Domenica ha totalizzato un -5, 66, finendo il torneo con -23 con un colpo di vantaggio su tre golfisti a -22. Peake ha avuto l’esenzione per l’Open Championship del prossimo 17 luglio. Queste le sue parole riportate da Fox Sports: “Provo sollievo, per il momento non ho parole. Mi cambia la vita”. Peake si è emozionato molto dopo il suo putt decisivo per la vittoria finale.
Il golfista si è poi soffermato sulla vittoria e anche su Elvis Smylie, i due condividono lo stesso allenatore: “Ho sempre saputo che potevo farcela, era solo questione di tempo. Elvis Smylie si è trovato in una situazione simile non molto tempo fa e il nostro allenatore ha detto che era solo questione di tempo”.

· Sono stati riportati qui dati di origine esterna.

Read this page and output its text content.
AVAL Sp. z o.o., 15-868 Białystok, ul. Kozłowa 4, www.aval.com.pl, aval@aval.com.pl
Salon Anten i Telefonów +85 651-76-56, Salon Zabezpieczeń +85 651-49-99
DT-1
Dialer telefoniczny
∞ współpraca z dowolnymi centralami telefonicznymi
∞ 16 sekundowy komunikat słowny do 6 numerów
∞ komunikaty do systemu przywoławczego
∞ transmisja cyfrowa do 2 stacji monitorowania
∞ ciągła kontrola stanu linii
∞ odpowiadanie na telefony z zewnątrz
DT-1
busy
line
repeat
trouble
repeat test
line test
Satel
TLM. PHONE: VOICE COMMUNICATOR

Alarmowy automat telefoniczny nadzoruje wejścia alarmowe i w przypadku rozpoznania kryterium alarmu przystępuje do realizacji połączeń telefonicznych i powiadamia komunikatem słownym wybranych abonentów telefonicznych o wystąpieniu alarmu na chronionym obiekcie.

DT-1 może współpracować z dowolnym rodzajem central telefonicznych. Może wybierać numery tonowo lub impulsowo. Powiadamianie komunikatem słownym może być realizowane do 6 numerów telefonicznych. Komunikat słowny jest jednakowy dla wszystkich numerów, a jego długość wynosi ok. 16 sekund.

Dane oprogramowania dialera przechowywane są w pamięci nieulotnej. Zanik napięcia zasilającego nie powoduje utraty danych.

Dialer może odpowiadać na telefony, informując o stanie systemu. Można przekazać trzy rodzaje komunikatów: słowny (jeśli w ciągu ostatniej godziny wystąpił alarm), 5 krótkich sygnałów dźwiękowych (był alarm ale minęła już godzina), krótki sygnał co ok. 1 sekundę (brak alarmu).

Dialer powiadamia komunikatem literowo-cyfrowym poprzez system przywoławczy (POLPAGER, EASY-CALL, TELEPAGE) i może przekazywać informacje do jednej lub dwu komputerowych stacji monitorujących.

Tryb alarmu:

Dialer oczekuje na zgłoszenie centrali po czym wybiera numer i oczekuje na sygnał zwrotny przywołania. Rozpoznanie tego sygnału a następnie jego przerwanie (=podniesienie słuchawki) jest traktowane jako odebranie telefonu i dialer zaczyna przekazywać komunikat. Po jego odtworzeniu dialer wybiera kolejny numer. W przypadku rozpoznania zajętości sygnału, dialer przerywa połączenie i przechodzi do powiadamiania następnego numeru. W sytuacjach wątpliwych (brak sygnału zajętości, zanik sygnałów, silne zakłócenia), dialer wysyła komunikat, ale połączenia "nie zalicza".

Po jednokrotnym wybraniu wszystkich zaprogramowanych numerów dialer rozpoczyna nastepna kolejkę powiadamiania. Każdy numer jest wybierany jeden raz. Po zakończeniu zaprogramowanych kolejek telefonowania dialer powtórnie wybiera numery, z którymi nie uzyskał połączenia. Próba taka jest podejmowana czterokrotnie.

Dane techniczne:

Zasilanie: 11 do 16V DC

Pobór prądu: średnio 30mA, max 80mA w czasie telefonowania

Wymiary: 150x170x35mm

Peake ha detto: “La mia famiglia, la mia squadra, tutti ci credevano. Voglio essere qui e giocare a golf. La storia è quella che è, ma io sono qui solo per giocare a golf”. Tra l’altro, lui è arrivato in Nuova Zelanda soltanto martedì sera, perché ha ricevuto tardi l’autorizzazione a partire a causa dei suoi precedenti penali.
E’ un grande risultato e una storia di riscatto da prendere esempio. La sua vita un decennio fa stava prendendo una brutta piega, tant’è che è finito anche in prigione per aggressione. All’epoca, infatti, era membro del club motociclistico fuorilegge Rebels e fu dichiarato colpevole di aggressione grave a 21 anni, condannato a cinque anni di prigione.
Ha accumulato una buona classifica, 21° nella classifica di merito, grazie a una serie di risultati importanti ottenuti in modo costante. Ha anche ringraziato i funzionari dell’immigrazione in Australia e Nuova Zelanda dopo aver ottenuto il visto di viaggio, di cui avrà bisogno per tutti i tornei offshore. Insomma, il golf aiuta anche a scrivere pagine di storia straordinarie.